- In your life, how have you made time and space to reflect on the death of a loved one?
- What are your favorite practices for self-reflection, for figuring out who you are? Who helps you pay attention to yourself (perhaps through therapy or friendship, for example)?
When Your Mother Dies
“Give thanks in all circumstances.” - 1 Thessalonians 5:18 (NRSV)
My mother died at age 94, peacefully in her sleep, in May. She had a rough life in the beginning and then it got better. Her own mother tried to kill her. She lived with an abusive man until she left. When she left, she really left. She made it better by giving thanks in all circumstances.
Her Sundays were filled with clipping coupons. Some days she would go to the grocery store, on Senior Tuesdays, and get refunds. Between the triple coupons and her senior status, they owed her money on the kidney beans or tomato sauce. She wasn’t (that) poor, but she was frugal.

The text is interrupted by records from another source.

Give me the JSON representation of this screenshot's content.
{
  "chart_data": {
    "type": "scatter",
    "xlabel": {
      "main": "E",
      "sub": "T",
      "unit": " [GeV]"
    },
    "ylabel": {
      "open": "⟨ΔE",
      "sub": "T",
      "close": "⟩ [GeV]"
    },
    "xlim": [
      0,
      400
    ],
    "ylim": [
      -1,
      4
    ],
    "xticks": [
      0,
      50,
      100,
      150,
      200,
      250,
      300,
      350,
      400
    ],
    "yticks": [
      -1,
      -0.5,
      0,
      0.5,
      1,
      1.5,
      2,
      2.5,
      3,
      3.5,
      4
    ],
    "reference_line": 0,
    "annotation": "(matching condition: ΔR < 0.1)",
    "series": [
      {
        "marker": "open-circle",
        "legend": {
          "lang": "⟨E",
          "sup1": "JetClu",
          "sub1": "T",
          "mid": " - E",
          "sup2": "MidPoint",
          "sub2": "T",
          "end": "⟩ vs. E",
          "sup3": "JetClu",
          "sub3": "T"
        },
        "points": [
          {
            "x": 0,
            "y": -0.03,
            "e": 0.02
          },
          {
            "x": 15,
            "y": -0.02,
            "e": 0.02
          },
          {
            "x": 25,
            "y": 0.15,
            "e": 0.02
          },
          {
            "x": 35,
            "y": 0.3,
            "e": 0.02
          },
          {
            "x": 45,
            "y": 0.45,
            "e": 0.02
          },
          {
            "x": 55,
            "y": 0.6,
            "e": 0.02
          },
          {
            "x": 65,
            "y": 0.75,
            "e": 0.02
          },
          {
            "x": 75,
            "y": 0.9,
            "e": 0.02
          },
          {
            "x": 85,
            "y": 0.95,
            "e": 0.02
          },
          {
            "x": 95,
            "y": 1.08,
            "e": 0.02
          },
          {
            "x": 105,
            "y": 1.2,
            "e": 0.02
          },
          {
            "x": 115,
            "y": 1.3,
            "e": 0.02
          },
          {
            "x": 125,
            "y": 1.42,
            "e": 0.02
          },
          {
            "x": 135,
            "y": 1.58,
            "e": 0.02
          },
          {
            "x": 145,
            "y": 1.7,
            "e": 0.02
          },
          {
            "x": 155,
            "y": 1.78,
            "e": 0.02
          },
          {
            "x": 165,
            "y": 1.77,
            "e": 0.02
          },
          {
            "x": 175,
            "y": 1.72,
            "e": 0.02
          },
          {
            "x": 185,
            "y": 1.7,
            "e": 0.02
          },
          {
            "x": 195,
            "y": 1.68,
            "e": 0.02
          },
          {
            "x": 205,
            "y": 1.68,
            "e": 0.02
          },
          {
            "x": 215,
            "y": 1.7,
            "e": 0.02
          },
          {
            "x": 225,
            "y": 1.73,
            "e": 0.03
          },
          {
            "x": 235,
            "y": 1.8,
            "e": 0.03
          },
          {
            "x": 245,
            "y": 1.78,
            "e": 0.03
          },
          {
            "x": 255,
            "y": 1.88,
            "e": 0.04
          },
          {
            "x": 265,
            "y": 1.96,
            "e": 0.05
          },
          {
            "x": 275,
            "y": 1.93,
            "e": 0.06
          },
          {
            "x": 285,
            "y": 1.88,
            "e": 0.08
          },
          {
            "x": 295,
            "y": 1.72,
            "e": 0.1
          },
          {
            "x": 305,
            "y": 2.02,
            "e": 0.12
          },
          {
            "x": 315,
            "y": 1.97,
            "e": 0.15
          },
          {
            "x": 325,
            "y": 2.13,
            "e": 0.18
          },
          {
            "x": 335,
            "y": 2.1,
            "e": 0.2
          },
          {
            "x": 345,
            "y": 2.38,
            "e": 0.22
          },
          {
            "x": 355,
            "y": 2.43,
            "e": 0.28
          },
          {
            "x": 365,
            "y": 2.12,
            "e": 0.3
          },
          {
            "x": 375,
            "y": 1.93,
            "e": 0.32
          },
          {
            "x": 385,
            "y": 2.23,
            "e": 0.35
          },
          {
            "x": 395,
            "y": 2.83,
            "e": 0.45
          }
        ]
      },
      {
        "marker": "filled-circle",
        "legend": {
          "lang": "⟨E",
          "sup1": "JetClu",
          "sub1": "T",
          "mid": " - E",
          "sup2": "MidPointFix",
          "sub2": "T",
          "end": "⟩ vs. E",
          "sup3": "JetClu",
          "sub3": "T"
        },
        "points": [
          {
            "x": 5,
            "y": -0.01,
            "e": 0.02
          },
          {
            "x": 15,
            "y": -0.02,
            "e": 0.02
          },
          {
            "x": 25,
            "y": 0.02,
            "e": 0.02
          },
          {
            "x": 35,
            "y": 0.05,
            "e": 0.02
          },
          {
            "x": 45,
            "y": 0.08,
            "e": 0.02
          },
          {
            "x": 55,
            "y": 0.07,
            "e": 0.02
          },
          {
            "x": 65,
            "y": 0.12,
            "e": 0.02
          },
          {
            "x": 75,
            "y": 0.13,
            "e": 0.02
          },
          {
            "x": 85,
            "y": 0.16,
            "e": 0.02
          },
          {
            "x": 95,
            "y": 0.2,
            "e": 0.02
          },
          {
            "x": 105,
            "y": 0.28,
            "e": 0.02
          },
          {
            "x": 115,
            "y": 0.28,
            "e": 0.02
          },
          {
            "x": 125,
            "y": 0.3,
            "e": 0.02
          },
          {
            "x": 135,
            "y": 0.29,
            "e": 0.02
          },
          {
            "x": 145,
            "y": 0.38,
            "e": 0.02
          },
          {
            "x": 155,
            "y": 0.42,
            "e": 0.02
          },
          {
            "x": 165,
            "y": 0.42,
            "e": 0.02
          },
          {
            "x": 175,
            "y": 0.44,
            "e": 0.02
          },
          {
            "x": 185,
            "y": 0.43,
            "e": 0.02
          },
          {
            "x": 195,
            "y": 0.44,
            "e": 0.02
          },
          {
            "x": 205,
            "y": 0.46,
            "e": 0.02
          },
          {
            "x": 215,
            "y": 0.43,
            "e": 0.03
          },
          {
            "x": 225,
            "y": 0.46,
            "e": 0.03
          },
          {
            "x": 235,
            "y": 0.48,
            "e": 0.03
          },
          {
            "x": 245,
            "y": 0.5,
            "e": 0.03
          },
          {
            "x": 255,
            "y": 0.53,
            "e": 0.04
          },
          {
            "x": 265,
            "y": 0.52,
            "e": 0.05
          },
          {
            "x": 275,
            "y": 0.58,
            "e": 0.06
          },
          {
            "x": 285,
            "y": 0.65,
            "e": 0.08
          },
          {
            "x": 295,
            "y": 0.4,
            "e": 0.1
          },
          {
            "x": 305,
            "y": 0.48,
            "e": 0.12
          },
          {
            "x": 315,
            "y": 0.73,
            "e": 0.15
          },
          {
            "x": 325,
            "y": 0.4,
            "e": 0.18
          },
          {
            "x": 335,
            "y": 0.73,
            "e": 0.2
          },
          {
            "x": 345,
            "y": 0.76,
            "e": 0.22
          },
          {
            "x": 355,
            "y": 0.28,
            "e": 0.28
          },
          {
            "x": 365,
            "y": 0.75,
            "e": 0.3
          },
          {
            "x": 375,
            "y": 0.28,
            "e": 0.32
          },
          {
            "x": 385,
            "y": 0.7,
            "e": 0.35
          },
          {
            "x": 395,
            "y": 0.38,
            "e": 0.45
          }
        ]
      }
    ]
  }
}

I had given so much advice to so many for so long about the death of a parent—even writing a book on the subject—that I decided I better take some of my own medicine. I often ask people to take their dearly departed on a personal retreat. Take three days and go through the decades of your life with her and her life with you. Surprise yourself by getting to know what her life was really like. Don’t see it all through the lens of her to you. See her life as her to hers.
I remembered what a good swimmer she was. How she loved to gamble but didn’t talk about it much with the pastor. How she and my sister spent their afternoons delivering “meals on wheels.” How she was she and not only my mother but instead my mother plus herself.
Before death and after death, O God, let us figure out who we and others really are.